大師十八歳ノ時此山ヲ瀬分サセ玉テ、寿像ヲ彫刻シ玉ヒテ安置シ玉フト也。
澄禅・四国遍路日記

 この寿像が本尊として今に信仰されています。仏海さんも二年間も滞在しておられたので、よくこのこと(弘法大師の寿像)を承知しておられたのでしょう。
 また故郷猿川にも大坂の大仏師・田中主水の手になる「木食仏海像」が祀られています。これもやはり寿像です。
 生地の木食庵の寿像に対応するかのように、当地入木の庵の宝篋印塔に我が身の姿をのこしたのは、そこを自身の入定(留身)の地として決心したからと思います。
 《入定留身》というのは高野山の奥の院におられる高祖弘法大師の誓願です。真言宗・弘法大師の末徒として、木食仏海もこれに倣(なら)ったものでしょう。
 寿像の左右には次のように刻んであります。

奉読誦法華千部

如意満行供養塔

 つまり、この寿像をすえた宝篋印塔は法華経を千部読誦した記念の供養塔なのです。


 〇千部経

 昨年本紙に掲載された「親子巡拝日記(野村宝秀記)」の三回目(288号)の記事に「千願経」というのがありました。
 具体的には何のお経をどのようにするのかは記してありませんでしたが、これは「千部経」の名残りではないでしょうか。「千巻経」ということでしょうか。

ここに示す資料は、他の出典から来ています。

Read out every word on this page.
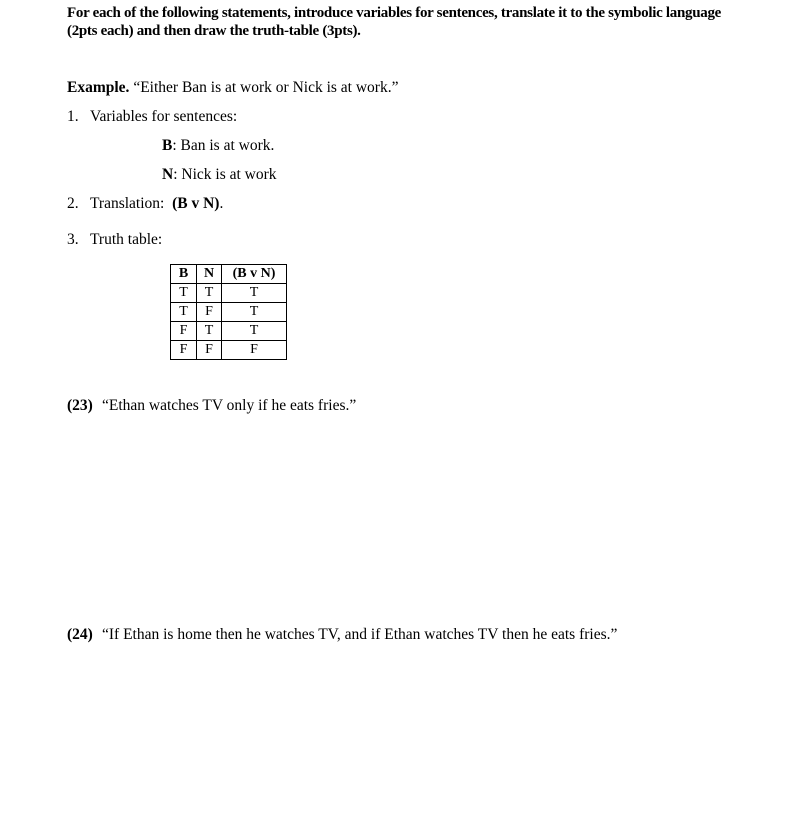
For each of the following statements, introduce variables for sentences, translate it to the symbolic language (2pts each) and then draw the truth-table (3pts).
Example. “Either Ban is at work or Nick is at work.”
1. Variables for sentences:
B: Ban is at work.
N: Nick is at work
2. Translation: (B v N).
3. Truth table:
B	N	(B v N)
T	T	T
T	F	T
F	T	T
F	F	F
(23) “Ethan watches TV only if he eats fries.”
(24) “If Ethan is home then he watches TV, and if Ethan watches TV then he eats fries.”
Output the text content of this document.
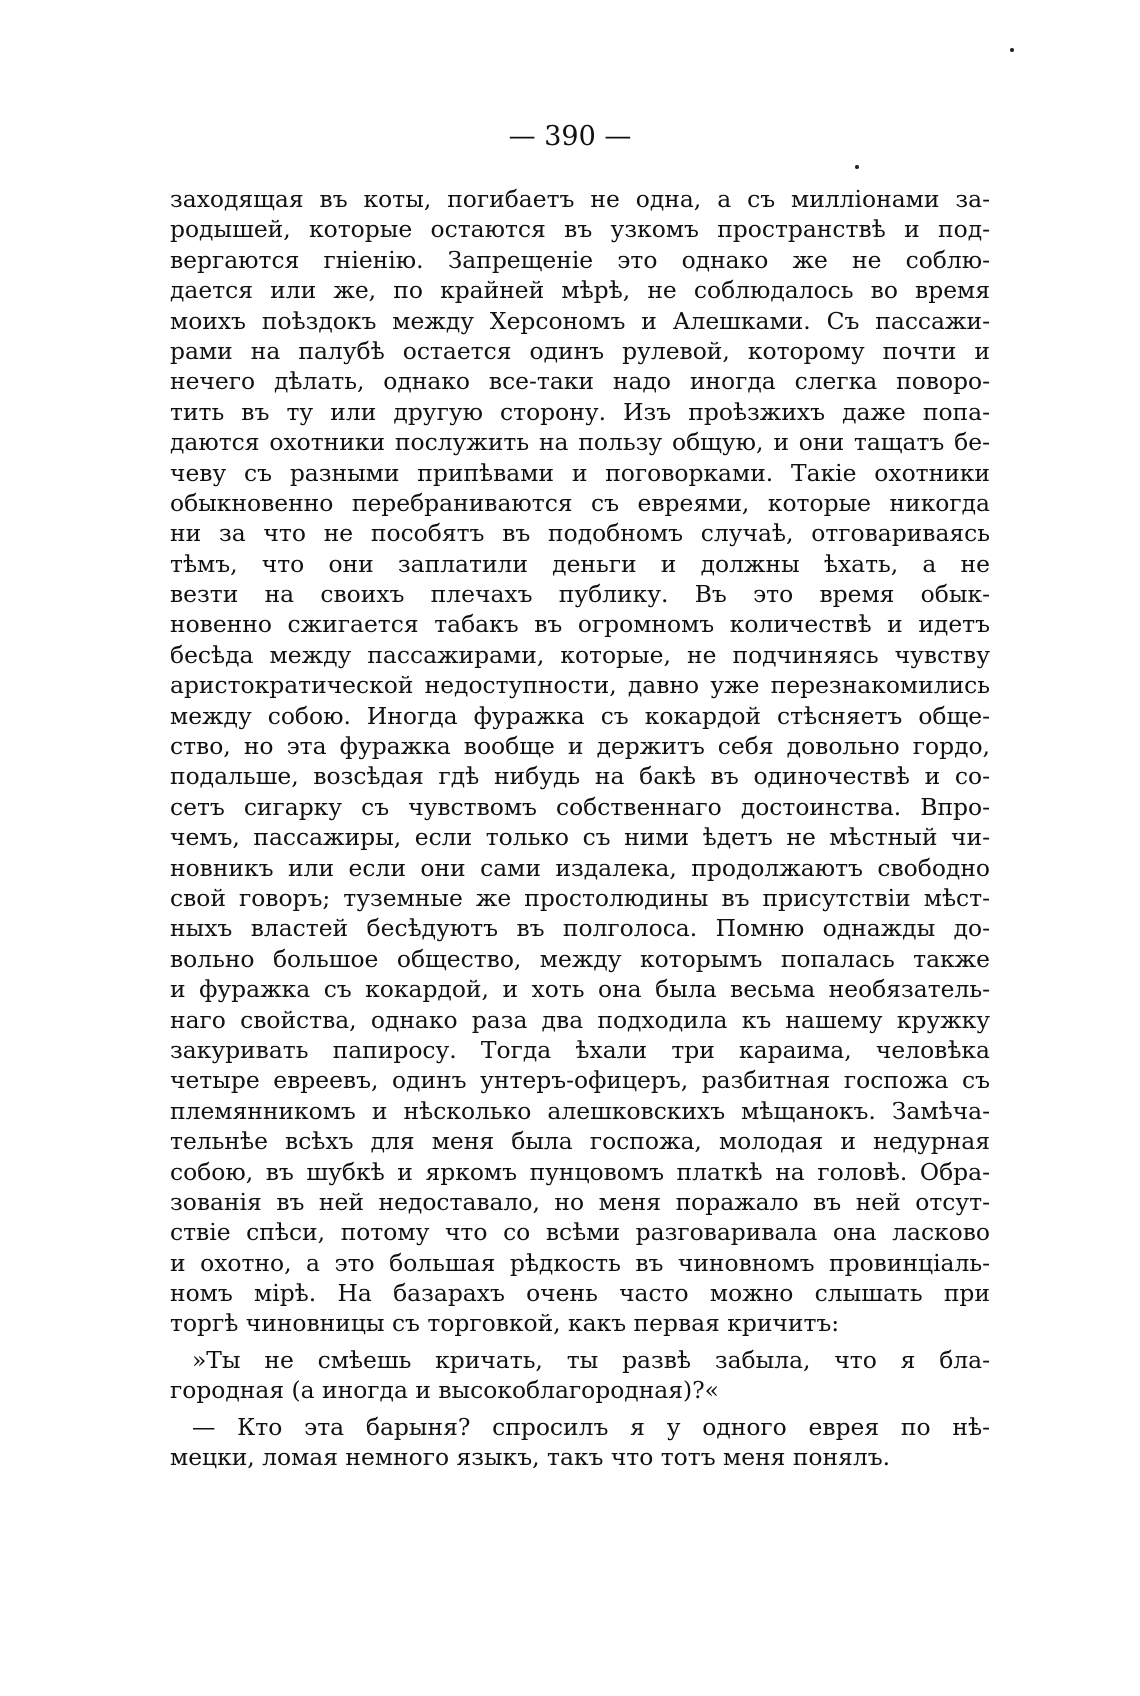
— 390 —
заходящая въ коты, погибаетъ не одна, а съ милліонами за-
родышей, которые остаются въ узкомъ пространствѣ и под-
вергаются гніенію. Запрещеніе это однако же не соблю-
дается или же, по крайней мѣрѣ, не соблюдалось во время
моихъ поѣздокъ между Херсономъ и Алешками. Съ пассажи-
рами на палубѣ остается одинъ рулевой, которому почти и
нечего дѣлать, однако все-таки надо иногда слегка поворо-
тить въ ту или другую сторону. Изъ проѣзжихъ даже попа-
даются охотники послужить на пользу общую, и они тащатъ бе-
чеву съ разными припѣвами и поговорками. Такіе охотники
обыкновенно перебраниваются съ евреями, которые никогда
ни за что не пособятъ въ подобномъ случаѣ, отговариваясь
тѣмъ, что они заплатили деньги и должны ѣхать, а не
везти на своихъ плечахъ публику. Въ это время обык-
новенно сжигается табакъ въ огромномъ количествѣ и идетъ
бесѣда между пассажирами, которые, не подчиняясь чувству
аристократической недоступности, давно уже перезнакомились
между собою. Иногда фуражка съ кокардой стѣсняетъ обще-
ство, но эта фуражка вообще и держитъ себя довольно гордо,
подальше, возсѣдая гдѣ нибудь на бакѣ въ одиночествѣ и со-
сетъ сигарку съ чувствомъ собственнаго достоинства. Впро-
чемъ, пассажиры, если только съ ними ѣдетъ не мѣстный чи-
новникъ или если они сами издалека, продолжаютъ свободно
свой говоръ; туземные же простолюдины въ присутствіи мѣст-
ныхъ властей бесѣдуютъ въ полголоса. Помню однажды до-
вольно большое общество, между которымъ попалась также
и фуражка съ кокардой, и хоть она была весьма необязатель-
наго свойства, однако раза два подходила къ нашему кружку
закуривать папиросу. Тогда ѣхали три караима, человѣка
четыре евреевъ, одинъ унтеръ-офицеръ, разбитная госпожа съ
племянникомъ и нѣсколько алешковскихъ мѣщанокъ. Замѣча-
тельнѣе всѣхъ для меня была госпожа, молодая и недурная
собою, въ шубкѣ и яркомъ пунцовомъ платкѣ на головѣ. Обра-
зованія въ ней недоставало, но меня поражало въ ней отсут-
ствіе спѣси, потому что со всѣми разговаривала она ласково
и охотно, а это большая рѣдкость въ чиновномъ провинціаль-
номъ мірѣ. На базарахъ очень часто можно слышать при
торгѣ чиновницы съ торговкой, какъ первая кричитъ:
»Ты не смѣешь кричать, ты развѣ забыла, что я бла-
городная (а иногда и высокоблагородная)?«
— Кто эта барыня? спросилъ я у одного еврея по нѣ-
мецки, ломая немного языкъ, такъ что тотъ меня понялъ.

『一宮の千部経は、山内一豊が入部の後、長宗我部元親が国分寺で行っていたものにならったものといわれている』―近世土佐の宗教―

 千部経というのは、お経を千遍読むことですが、一人では大変なので多数の僧侶を招請して行われます。
 土佐では毎年のようにつづけられたということです。七日間にわたる大法会で、参詣人も多く大変な賑わいだったようです。
 ところが仏海さんは一人で法華経一部(観世音菩薩普門品などが二十八含まれる)を千回読誦されたようです。
 その時に次のような板を残しています。


 ○奉讀誦法華経千部萬民除災與楽祈所

 宝暦十一年七月にこの千部読経を開始されたようです。
 この時には「修真言者・木食仏海」と名告っています。真言行者には変わりありませんが「高野山」という表現が消えています。
 ということは、弥々仏海さんは当地にとどまる決心をしたからでは無いでしょうか。
 そしてこの千部読誦が成就したのが宝暦十四年の三月ーつまり寿像を納めた宝篋印塔がこの満願記念に建てられたのです。

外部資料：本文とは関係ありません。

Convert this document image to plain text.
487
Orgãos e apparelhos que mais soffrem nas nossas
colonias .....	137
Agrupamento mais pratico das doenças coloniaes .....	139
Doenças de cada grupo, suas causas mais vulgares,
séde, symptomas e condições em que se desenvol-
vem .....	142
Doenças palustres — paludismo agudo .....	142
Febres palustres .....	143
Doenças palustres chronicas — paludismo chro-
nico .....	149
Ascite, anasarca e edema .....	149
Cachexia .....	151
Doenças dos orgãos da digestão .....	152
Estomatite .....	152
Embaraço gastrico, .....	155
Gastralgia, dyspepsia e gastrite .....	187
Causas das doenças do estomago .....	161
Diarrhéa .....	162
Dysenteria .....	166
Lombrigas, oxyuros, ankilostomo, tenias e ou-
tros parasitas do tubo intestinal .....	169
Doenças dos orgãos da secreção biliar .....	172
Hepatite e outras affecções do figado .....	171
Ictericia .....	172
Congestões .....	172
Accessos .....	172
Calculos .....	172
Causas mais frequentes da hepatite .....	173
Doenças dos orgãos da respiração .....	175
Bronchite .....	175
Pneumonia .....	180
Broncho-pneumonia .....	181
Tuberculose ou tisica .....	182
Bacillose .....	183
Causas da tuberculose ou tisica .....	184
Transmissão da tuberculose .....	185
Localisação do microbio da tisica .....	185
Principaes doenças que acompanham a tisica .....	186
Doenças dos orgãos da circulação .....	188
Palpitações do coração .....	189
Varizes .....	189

 もう一度想い出して下さい。寿像の脇には「奉読誦法華千部・如意満行供養塔」と刻してありました。
 そうすると仏海さんは法華経一千部読誦を、二年と九ヶ月で成満(じょうまん)していることになります。つまり三十三ヶ月で一千部ですから、ひと月に三十回。一日一回、法華経一部の読誦を千日続けたことになります。


 〇入定留身(にゅうじょうるしん)

 有難や 高野の山の 岩かげに 大師は今に おはしまします

 ―これは弘法大師空海の入定留身をうたったものです。
 仏海さんの替え歌にすれば、

 有難や 入木の里の 塔の下 仏海さんは 留身まします

 ―下手な歌で仏海さんには申し分けありませんが、大師の末徒として、四国の辺地に入定留身された木食仏海さんの徳をしのびたいと思います。